Another method of capturing patient-reported data is via EMA, which involves repeated sampling of behavioral aspects, experiences, and moods in real time in one’s regular environment. EMA data can include a range of variables, including questions on a patient’s mood, physical health, or behavioral information (Sequeira et al., 2019). In particular, studies that collected EMA provided important evidence related to the presence of fluctuations in SI, highlighting that suicidal thoughts are dynamic over short periods (Hallensleben et al., 2017; Czyz et al., 2019). Specific EMA items related to the suicide risk can investigate the suicide desire and suicide intent, the inability to keep self-safe, the sense of hopelessness, and emotional dysregulation (Czyz et al., 2022). A growing number of EMA and daily diary studies have revealed important insights about self-injurious thoughts and behaviors occurring in daily life, including nonsuicidal self-injury (NSSI) and its underlying functions (Czyz et al., 2022). Czyz et al. (2018) adopted a daily diary design to examine near-term risk factors for suicide ideation in adolescents over 28 days post-hospitalization, founding that the adoption of these tools was feasible and acceptable among adolescents during this high-risk period (Sequeira et al., 2019).
Cognitive and behavioural task
Another way to collect relevant active data consists of the administration of behavioural tasks, that can be digitally administered inside of digital games or challenging activities. Indeed, behavioral tasks are a means to assess suicide risk beyond self-report and can measure objectively features such as impulsiveness, that has already been associated with suicide risk (Cha et al., 2019; Ballard et al., 2021). Indeed, classical cognitive tests can detect specific cognitive features of suicidal attempters. The performances at the Iowa Gambling Task, the Stroop test, the Go/No-Go task, and the Wisconsin Card Sorting Task highlighted that suicide attempters showed less cognitive flexibility, more impulsivity, and worse memory and attention than non-attempters (Keilp et al., 2014; Cha et al., 2019; Zelazny et al., 2019). Other suicide-specific behavioural measures can be applied to identify potential implicit biases for suicide-related content without relying on self-report measures. An interesting example of suicide-specific measure is the Implicit Association Task, that has already been applied to measure associations between suicidal and self-injury behaviours and death and life categories (Nock et al., 2009; Randall et al., 2013) or SI (Price et al., 2014).
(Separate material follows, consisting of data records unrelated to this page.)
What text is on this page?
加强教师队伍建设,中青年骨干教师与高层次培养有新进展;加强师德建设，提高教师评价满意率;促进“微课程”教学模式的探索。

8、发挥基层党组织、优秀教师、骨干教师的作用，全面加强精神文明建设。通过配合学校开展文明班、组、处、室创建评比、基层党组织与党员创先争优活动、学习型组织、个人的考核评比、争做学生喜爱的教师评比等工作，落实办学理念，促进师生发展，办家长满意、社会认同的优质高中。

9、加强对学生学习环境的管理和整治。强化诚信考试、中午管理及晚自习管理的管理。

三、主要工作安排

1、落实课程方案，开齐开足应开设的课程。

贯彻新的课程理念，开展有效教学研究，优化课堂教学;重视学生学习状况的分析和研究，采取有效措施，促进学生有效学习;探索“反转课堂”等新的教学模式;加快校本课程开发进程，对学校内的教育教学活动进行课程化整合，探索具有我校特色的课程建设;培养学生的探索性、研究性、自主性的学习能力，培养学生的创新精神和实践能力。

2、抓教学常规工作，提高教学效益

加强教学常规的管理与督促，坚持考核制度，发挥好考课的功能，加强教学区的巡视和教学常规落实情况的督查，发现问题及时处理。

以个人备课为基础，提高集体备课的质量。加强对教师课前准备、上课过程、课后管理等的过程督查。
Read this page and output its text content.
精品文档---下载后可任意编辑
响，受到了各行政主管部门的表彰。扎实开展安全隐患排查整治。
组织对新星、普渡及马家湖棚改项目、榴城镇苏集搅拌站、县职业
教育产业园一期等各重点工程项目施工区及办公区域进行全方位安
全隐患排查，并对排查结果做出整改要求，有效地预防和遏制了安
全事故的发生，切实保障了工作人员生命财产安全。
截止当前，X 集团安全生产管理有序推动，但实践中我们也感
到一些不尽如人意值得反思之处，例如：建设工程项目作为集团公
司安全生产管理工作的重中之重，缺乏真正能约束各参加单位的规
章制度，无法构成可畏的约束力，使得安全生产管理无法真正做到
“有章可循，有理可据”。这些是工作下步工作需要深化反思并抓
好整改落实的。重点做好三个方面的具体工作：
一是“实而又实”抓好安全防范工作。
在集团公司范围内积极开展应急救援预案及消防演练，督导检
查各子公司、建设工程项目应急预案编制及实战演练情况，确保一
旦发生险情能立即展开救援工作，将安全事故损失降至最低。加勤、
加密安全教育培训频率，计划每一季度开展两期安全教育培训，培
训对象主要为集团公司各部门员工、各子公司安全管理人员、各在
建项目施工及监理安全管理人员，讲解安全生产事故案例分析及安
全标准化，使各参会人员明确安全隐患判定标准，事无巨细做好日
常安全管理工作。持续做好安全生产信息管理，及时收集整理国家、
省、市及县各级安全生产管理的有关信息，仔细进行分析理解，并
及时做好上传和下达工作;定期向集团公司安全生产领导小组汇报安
Furthermore, another way to collect active data of behavioural tasks is using gamified mobile cognitive tests. Introducing a standard experimental task into a pleasant-to-use game, helps to improve both participant engagement and retention (Liu et al., 2021). Overall, such risk factors can be digitally measured in a cost-saving way, providing reliable measures of features that are unlikely to rapidly change over time.
Passive data
Passive data refers to information that can be extracted from different devices without the active involvement of the user. They allow for removing the response burden typically involved in active self-monitoring (Skinner et al., 2017), storing up several objective measurements of social, behavioral, and cognitive functioning in real-life settings. Moreover, passive data can also facilitate the identification of clinical symptoms that may be outside the patient’s awareness (e.g., suicide risk). One of the most used and diffused strategies for the acquisition of information is mobile passive monitoring (MPM), whereby data is collected through the smartphone (Jagesar et al., 2021). Most current smartphones incorporate sensors for passive data acquisition related to the physiological status, social behaviour, and contextual information. Other examples are provided by different wearables, such as smart-watches or actigraphs, that have sensors and functionality similar to smartphones, and can also be used as passive data collection instruments.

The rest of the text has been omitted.